Groups assert that West Virginia Department of Environmental Protection fails to protect people and the environment
Special to the Appalachian Chronicle
CHARLESTON. W.Va. – Seven local, regional and national groups filed a formal notice on March 17 of intent to sue the U.S. Office of Surface Mining (OSM) for failing to intervene on West Virginia’s lax oversight of mountaintop removal and other destructive surface coal mining – a state program that has, for decades, allowed the coal industry to ravage the environment, putting people at risk and destroy local communities, assert the groups.
The groups on the notice are the Coal River Mountain Watch, the Ohio Valley Environmental Coalition, the West Virginia Highlands Conservancy, the West Virginia Rivers Coalition, the Center for Biological Diversity, the National Wildlife Federation, and the Sierra Club.
According to the groups, the state’s chronically poor oversight has included a persistent failure to conduct inspections meant to protect people and the environment from coal companies that operate outside the law.

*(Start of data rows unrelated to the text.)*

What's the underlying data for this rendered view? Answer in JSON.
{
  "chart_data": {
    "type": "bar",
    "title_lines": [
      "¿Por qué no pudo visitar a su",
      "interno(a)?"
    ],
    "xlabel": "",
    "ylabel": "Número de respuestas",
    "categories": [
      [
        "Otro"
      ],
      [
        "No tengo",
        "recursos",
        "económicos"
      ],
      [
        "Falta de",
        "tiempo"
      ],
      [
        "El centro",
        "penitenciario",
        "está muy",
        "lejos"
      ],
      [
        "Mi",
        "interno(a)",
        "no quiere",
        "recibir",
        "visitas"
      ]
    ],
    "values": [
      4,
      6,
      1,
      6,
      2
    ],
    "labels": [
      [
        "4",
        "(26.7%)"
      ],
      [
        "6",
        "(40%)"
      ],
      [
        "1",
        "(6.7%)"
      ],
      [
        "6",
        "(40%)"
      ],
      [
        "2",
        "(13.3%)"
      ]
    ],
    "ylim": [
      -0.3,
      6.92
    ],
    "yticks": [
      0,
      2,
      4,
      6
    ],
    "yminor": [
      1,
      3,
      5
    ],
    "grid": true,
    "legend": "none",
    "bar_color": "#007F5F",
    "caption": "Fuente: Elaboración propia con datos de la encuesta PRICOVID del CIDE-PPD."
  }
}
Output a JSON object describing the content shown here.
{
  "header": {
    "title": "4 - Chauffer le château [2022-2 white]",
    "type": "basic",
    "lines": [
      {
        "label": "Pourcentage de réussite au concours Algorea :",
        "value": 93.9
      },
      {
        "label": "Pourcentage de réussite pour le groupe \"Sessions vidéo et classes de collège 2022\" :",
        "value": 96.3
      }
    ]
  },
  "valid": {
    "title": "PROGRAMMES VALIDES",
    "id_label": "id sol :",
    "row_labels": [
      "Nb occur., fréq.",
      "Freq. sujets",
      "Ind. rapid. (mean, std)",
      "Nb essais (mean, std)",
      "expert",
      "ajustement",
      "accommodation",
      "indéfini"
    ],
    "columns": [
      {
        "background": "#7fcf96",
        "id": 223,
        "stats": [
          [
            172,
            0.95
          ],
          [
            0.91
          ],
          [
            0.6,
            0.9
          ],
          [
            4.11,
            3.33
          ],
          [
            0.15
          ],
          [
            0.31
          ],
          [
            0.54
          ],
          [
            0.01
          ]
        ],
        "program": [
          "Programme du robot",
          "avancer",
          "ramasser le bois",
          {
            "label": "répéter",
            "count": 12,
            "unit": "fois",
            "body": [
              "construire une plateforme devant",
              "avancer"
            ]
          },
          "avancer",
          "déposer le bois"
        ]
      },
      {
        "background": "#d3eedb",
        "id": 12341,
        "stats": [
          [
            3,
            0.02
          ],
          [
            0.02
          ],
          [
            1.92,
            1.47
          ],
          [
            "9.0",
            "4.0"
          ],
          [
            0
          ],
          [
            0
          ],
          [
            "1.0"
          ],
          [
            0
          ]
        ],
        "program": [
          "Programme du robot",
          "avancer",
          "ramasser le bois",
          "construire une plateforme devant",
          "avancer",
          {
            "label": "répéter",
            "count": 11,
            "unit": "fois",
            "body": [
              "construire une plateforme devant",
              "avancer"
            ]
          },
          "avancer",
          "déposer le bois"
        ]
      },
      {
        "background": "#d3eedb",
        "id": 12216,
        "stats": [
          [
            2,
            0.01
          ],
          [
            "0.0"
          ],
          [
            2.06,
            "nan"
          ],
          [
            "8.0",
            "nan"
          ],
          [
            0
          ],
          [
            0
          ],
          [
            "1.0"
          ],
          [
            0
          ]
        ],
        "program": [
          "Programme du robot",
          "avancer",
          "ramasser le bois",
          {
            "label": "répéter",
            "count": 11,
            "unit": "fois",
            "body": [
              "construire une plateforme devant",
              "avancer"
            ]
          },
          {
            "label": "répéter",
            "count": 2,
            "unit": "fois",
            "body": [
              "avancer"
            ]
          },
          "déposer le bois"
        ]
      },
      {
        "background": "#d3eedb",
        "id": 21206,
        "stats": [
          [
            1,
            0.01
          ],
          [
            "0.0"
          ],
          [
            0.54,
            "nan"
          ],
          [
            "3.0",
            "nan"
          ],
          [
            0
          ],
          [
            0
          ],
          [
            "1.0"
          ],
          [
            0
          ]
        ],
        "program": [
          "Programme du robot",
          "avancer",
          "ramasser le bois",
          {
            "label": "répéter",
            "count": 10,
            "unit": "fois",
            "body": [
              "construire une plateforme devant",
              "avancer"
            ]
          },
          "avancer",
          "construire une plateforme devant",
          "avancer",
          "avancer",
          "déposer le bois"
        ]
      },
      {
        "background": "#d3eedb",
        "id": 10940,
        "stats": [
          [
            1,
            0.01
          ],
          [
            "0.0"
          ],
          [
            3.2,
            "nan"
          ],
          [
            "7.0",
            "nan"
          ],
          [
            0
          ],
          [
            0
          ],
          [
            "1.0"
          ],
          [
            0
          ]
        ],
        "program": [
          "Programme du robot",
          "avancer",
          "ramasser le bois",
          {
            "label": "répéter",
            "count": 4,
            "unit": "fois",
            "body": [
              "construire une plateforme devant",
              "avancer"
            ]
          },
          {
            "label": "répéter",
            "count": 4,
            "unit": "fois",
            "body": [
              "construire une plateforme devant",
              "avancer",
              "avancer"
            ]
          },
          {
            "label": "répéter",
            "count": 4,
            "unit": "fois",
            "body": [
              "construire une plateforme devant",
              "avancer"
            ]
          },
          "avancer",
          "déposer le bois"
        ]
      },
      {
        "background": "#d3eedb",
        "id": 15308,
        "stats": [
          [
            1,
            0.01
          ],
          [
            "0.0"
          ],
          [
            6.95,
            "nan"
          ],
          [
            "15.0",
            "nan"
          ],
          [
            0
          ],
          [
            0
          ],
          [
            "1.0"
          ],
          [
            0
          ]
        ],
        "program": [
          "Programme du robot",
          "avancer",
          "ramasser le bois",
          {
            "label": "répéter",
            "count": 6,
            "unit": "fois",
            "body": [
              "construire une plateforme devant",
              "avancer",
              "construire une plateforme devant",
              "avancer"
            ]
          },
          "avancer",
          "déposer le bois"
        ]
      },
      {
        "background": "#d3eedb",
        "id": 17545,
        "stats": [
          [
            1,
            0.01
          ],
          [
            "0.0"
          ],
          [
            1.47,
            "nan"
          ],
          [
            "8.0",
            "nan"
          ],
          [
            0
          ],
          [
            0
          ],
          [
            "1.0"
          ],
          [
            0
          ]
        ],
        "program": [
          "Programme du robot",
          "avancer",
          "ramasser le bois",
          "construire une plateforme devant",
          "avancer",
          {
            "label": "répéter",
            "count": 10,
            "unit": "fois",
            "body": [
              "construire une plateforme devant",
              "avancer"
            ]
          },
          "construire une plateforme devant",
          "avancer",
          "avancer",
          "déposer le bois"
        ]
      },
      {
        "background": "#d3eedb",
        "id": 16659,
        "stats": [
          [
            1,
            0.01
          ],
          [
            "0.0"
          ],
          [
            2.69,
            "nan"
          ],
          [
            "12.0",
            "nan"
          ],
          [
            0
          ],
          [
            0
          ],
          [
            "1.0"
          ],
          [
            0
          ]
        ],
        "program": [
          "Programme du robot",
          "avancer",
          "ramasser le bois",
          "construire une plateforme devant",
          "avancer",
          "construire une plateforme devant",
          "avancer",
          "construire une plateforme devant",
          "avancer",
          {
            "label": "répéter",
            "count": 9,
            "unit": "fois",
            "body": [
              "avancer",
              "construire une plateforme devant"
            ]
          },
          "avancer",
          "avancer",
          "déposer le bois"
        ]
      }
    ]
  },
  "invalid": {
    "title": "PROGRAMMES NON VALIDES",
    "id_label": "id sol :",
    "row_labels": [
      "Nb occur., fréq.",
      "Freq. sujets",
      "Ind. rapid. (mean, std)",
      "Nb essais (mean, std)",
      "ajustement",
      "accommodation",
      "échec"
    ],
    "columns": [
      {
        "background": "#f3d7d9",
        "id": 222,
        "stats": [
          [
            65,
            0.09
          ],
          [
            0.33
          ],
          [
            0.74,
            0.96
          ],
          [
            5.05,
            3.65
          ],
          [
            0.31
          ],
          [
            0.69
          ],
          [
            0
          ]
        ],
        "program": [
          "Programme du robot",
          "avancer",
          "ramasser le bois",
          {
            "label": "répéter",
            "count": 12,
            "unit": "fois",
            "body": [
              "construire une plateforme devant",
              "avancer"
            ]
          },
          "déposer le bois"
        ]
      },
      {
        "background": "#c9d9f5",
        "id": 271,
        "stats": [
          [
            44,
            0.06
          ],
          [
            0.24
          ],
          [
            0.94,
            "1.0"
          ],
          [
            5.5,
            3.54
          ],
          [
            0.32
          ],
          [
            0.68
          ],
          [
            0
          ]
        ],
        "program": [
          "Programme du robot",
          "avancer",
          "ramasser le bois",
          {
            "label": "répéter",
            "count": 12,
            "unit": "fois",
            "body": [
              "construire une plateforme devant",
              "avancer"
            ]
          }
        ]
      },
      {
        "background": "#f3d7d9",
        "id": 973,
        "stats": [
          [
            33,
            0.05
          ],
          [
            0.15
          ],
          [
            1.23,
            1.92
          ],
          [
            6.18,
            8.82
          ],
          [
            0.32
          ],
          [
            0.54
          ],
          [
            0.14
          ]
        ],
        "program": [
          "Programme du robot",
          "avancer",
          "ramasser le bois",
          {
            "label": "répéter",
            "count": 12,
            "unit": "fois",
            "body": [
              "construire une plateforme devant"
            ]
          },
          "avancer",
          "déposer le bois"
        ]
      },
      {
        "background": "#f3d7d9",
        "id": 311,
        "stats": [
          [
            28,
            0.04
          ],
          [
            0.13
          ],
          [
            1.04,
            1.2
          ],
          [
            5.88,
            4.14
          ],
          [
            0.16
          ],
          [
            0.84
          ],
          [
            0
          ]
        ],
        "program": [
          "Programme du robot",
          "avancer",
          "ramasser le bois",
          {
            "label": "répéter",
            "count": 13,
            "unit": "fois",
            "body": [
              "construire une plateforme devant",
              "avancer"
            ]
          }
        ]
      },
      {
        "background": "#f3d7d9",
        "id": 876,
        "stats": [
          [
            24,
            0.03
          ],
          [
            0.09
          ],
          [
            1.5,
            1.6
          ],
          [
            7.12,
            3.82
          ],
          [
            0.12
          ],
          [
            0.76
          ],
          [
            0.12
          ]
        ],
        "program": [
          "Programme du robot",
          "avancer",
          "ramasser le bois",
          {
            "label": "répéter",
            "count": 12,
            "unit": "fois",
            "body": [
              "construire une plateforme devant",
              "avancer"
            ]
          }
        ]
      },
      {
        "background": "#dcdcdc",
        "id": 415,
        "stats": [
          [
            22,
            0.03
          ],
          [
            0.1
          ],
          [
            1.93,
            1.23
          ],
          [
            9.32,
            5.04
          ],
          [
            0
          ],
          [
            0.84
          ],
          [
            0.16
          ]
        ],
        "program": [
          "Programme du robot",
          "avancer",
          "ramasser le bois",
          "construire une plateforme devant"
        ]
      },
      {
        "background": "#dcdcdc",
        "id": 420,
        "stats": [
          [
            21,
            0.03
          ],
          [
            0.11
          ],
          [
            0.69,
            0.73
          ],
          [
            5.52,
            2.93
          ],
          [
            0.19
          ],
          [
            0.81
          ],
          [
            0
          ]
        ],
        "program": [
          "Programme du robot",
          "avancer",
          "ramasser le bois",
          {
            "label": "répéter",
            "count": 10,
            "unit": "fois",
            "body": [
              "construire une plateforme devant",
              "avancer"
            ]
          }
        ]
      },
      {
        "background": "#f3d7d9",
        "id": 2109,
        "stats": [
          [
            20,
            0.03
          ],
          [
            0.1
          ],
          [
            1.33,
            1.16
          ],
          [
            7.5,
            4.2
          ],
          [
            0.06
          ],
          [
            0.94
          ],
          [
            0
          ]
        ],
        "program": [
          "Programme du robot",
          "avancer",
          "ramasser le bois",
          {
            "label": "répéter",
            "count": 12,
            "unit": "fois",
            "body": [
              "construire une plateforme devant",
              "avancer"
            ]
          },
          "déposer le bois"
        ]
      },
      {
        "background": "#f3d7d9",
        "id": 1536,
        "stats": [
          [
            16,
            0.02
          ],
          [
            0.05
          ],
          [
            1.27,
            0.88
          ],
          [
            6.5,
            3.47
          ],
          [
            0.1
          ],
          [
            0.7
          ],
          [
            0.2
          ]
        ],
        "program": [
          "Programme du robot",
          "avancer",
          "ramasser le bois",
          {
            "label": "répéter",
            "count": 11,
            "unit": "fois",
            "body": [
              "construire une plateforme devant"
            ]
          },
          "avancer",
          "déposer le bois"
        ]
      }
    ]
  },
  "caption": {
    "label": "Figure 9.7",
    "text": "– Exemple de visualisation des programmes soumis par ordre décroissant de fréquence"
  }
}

They claim that out-of-control mountaintop removal coal mining is linked to epidemics of cancer, cardiovascular disease and birth defects in affected communities. West Virginia has also failed to undertake required assessments to ensure lakes, rivers and drinking-water wells aren’t harmed by mountaintop removal mining and other destructive surface coal mining practices.
“Citizens’ groups have been forced to demand federal enforcement because the West Virginia Department of Environmental Protection (DEP) has failed to do its job,” said Vernon Haltom, executive director of Coal River Mountain Watch. “Our communities and health suffer because the state lets the mining industry get away with polluting at will.”
In June 2013, 18 organizations joined a legal petition to the Office of Surface Mining detailing the extensive mining oversight failures of West Virginia’s DEP. The federal agency has acknowledged that five of the claims have merit, but has failed to take action toward promulgating a federal program. Under the federal Surface Mining Control and Reclamation Act, it is required to step in when a state fails to implement, enforce or maintain its program for overseeing surface mining.
“The situation here could not be more urgent,” said Vivian Stockman, project coordinator at the Ohio Valley Environmental Coalition. “Under West Virginia’s program, we’ve seen once vibrant streams die, devastating floods, and loved ones exposed to toxic blasting dust take ill. Mountaintop removal coal mining has destroyed communities and threatens to destroy more. We need OSM to take action now.”
The notice of intent details the state’s failure to complete mandatory inspections evaluating whether a mining operation is complying with the law.
“West Virginia’s watchdog on mountaintop removal coal mining is utterly failing to do its job. During one three month stretch in 2014, the state failed to conduct 171 required inspections,” said Lori Ann Burd, environmental health director at the Center for Biological Diversity. “These chronic failures translate into serious harm on the ground, because without inspections, the people who live in the state have to rely on the mining industry to voluntarily report things like water-quality violations that threaten public health.”